«L’inertie n’est pas une option»

«L’inertie n’est pas une option»


Regards sur Bethléem, No 65 - Entretien

Photo : © Meinrad Schade

Cela fait 70 ans que l’hôpital pour enfants sauve des vies à Bethléem. La médecin-cheffe Dre Hiyam Marzouqa a travaillé au Caritas Baby Hospital pendant près de la moitié de cette période et a fortement marqué son développement. Pour elle, les tâches de l’hôpital restent d’actualité. 
 

Vous souvenez-vous de votre premier jour au Caritas Baby Hospital ?

Oui, c’était en 1990. Je me souviens très bien être venue directement à la réunion matinale de l’équipe médicale. Nous avons discuté des nouveaux cas et je me suis tout
de suite sentie intégrée. C’était comme si je me jetais à l’eau.

En quoi les tableaux cliniques ont-ils changé depuis lors ?

Autrefois, nous avions beaucoup d’enfants malnutris dont les os pointaient sous la peau. J’avais aussi souvent l’impression que les filles étaient un peu négligées par rapport aux garçons. Mais cela a changé, probablement parce que tellement plus de femmes ont été scolarisées et qu’elles s’informent aujourd’hui dans les médias. Il yavait aussi des parents qui voulaient laisser leurs enfants chez nous car ils étaient bien mieux à l’hôpital qu’à la maison : il y avait toujours suffisamment à manger et en hiver, on avait le chauffage. Aujourd’hui, nous ne voyons pratiquement plus d’enfants souffrant d’hypothermie.

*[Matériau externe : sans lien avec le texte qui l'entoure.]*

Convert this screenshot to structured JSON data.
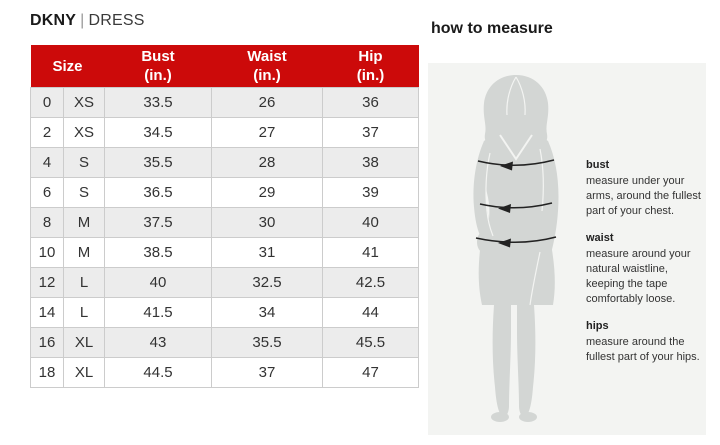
{
  "header": {
    "brand": "DKNY",
    "separator": "|",
    "category": "DRESS"
  },
  "size_chart": {
    "columns": {
      "size": {
        "label": "Size"
      },
      "bust": {
        "name": "Bust",
        "unit": "(in.)"
      },
      "waist": {
        "name": "Waist",
        "unit": "(in.)"
      },
      "hip": {
        "name": "Hip",
        "unit": "(in.)"
      }
    },
    "rows": [
      {
        "size_num": "0",
        "size_letter": "XS",
        "bust": "33.5",
        "waist": "26",
        "hip": "36"
      },
      {
        "size_num": "2",
        "size_letter": "XS",
        "bust": "34.5",
        "waist": "27",
        "hip": "37"
      },
      {
        "size_num": "4",
        "size_letter": "S",
        "bust": "35.5",
        "waist": "28",
        "hip": "38"
      },
      {
        "size_num": "6",
        "size_letter": "S",
        "bust": "36.5",
        "waist": "29",
        "hip": "39"
      },
      {
        "size_num": "8",
        "size_letter": "M",
        "bust": "37.5",
        "waist": "30",
        "hip": "40"
      },
      {
        "size_num": "10",
        "size_letter": "M",
        "bust": "38.5",
        "waist": "31",
        "hip": "41"
      },
      {
        "size_num": "12",
        "size_letter": "L",
        "bust": "40",
        "waist": "32.5",
        "hip": "42.5"
      },
      {
        "size_num": "14",
        "size_letter": "L",
        "bust": "41.5",
        "waist": "34",
        "hip": "44"
      },
      {
        "size_num": "16",
        "size_letter": "XL",
        "bust": "43",
        "waist": "35.5",
        "hip": "45.5"
      },
      {
        "size_num": "18",
        "size_letter": "XL",
        "bust": "44.5",
        "waist": "37",
        "hip": "47"
      }
    ]
  },
  "how_to_measure": {
    "title": "how to measure",
    "figure_icon": "woman-silhouette-with-measurement-arrows",
    "sections": [
      {
        "heading": "bust",
        "text": "measure under your arms, around the fullest part of your chest."
      },
      {
        "heading": "waist",
        "text": "measure around your natural waistline, keeping the tape comfortably loose."
      },
      {
        "heading": "hips",
        "text": "measure around the fullest part of your hips."
      }
    ]
  },
  "colors": {
    "header_red": "#cc0a0a",
    "header_text": "#ffffff",
    "row_alt_gray": "#ececec",
    "table_border": "#cccccc",
    "panel_bg": "#f3f4f2",
    "silhouette_gray": "#d3d6d4",
    "arrow_black": "#222222",
    "body_text": "#333333"
  }
}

Qu’est-ce qui est resté pareil ces dernières décennies ?

A l’époque comme aujourd’hui : nous sommes là pour tous les enfants, quels que soient leur origine et leur contexte familial. Depuis toujours, nous plaçons le bienêtre de l’enfant et de la mère au centre de notre action.Pour le reste, beaucoup de choses ont changé, et c’est tant mieux. Il ne faut jamais s’immobiliser, sinon on recule. Je préfère parler des progrès qui ont été réalisés,car notre offre médicale s’est énormément améliorée au cours des dernières décennies. Par exemple, avant, nous n’avions pas de soins intensifs et nous ne pouvions pas prendre en charge les cas critiques.

De quoi êtes-vous particulièrement fière ?

De notre approche de traitement holistique : nous avons une excellente hygiène, plaçons l’enfant au centre de notre action et pratiquons l’assurance qualité. Les enfants sont traités avec beaucoup de respect. L’hôpital a obtenu la certification de l’Organisation mondiale de la santé (OMS) au niveau le plus élevé en matière de sécurité des patients.


Quels conseils donnez-vous aux jeunes médecins ?

Je leur dis qu’adopter le bon état d’esprit est important, qu’elles et ils doivent faire preuve de patience et d’empathie, surtout avec des enfants en situation de handicap – ces enfants comprennent tellement plus qu’on ne le pense. De plus, les jeunes médecins doivent lire, apprendre et analyser en permanence. Après un an de pratique, j’attends de leur part une somme de connaissances acquises. Ici aussi, l’inertie n’est pas une bonne option.


Quel vœu formulez-vous pour l’hôpital ?

Que nous poursuivions notre développement en tant qu’institution avec le soutien de l’association Secours aux Enfants Bethléem. Lors de mes conférences en Europe, je sens à quel point la solidarité pour notre hôpital est forte. Tant de personnes nous soutiennent. Là encore, nous ne devons pas nous immobiliser mais améliorer ensemble les soins de santé pour les enfants de Palestine. J’en suis très reconnaissante aux donatrices et donateurs.